Comment du fanzine, en êtes-vous arrivé à devenir éditeur puis journaliste ?

À partir de 1983-1984, je crois, je suis devenu éditeur à plein temps. Notre maison s’appelait Artefact. Nous étions au début un groupe de 3-4 personnes, il y avait un responsable financier, Jean-Luc Renaud, Sylvain Insergueix était le responsable technique qui fabriquait les bouquins, et moi je m’occupais des relations avec les auteurs, le contenu des livres et la communication, c'est-à-dire envoyer les services de presse et contacter les journalistes. Nous étions au départ une association loi 1901, mais nous nous sommes rendu compte qu’il y avait des limites à ce qu’on pouvait faire avec une association, surtout du point de vue commercial, donc on a créé une maison d’édition, qui était une SARL, et qui a commencé avec un demi-salaire, puis un salaire, puis deux, puis trois… À l’époque de pleine activité, nous étions six. On ne roulait pas sur l’or, c’étaient des salaires tout à fait modestes, mais on avait quand même la possibilité de se payer, ce qui était formidable. On a commencé à « décoller » au milieu des années 80 et puis il y a eu la crise qui a touché la bande dessinée de 1986-87 jusqu’au début des années 90, c’est l’époque où s’est arrêté Futuropolis. On a pris de plein fouet cette vague de récession, une partie du public a déserté le champ de la bande dessinée, et nous étions sur des créneaux quand même assez pointus, ce qui fait qu’on nous avons très vite senti que c’était cuit. Je me suis retrouvé sans boulot en 1986. J’avais des contacts dans les journaux et chez les éditeurs, donc je me suis devenu pigiste, je travaillais pour des petits journaux, je faisais des formations, et je travaillais, alors c’était la grande époque du Minitel et je me suis retrouvé  à fournir des contenus pour des gros éditeurs, je faisais de la veille documentaire pour tous les articles qui vont paraître sur l’éducation, des choses de ce genre. C’était intéressant.

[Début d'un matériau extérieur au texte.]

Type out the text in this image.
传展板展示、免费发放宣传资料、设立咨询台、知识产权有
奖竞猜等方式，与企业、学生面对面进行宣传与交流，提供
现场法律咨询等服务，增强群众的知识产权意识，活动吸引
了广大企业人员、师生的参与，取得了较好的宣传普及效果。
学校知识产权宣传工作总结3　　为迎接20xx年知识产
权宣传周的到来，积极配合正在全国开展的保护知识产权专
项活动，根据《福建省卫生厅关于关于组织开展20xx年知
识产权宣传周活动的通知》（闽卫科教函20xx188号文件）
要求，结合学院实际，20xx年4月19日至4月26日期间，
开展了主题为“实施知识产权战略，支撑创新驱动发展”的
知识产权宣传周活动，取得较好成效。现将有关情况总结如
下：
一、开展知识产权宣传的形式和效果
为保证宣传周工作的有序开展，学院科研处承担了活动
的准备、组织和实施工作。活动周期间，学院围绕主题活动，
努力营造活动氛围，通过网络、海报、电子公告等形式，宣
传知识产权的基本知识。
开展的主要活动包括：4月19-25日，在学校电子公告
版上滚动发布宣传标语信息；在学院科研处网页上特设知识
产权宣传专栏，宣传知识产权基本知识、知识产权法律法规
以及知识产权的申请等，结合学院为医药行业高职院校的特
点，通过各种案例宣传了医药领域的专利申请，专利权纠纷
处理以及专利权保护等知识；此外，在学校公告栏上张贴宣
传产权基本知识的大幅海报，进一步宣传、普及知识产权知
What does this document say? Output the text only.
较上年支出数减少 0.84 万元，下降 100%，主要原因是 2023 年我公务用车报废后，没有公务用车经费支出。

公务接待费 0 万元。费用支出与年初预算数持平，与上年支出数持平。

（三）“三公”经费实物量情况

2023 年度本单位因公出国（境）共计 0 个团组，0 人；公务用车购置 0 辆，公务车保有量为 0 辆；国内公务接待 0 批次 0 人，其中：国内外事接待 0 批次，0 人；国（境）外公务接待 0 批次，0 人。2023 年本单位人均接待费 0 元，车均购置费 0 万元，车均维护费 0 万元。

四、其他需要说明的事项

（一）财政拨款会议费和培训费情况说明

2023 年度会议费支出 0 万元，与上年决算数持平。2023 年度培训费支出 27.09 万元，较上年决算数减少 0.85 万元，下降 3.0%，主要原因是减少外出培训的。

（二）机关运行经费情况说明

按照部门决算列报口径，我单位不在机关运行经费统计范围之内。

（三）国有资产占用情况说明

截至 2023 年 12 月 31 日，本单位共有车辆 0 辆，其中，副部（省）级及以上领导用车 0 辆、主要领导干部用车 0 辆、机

Et après vous êtes devenu conseillé scientifique pour le centre national de la bande dessinée et de l’image ?
 
J’avais gardé des contacts avec pas mal de gens, et un jour il y a une relation  qui me dit qu’à Angoulême se lance un gros projet autour de la bande dessinée, un centre, qui allait devenir le Centre national de la bande dessinée et de l’image. J’en avais vaguement entendu parler parce que je venais tous les ans au festival. On m'a donné un numéro de téléphone, j'ai appelé, j'ai été convié à une première rencontre par un des responsables du projet, puis une seconde et à la fin de cette deuxième entrevue, il me dit : « Bon, écoutez, si vous le voulez, le poste est à vous ». Ça m'a surpris, mais j'ai fini par accepter. Je pensais y rester 3, 4 ans et ça fait 21 ans que je suis là.


En quoi consiste le métier de conseiller scientifique ?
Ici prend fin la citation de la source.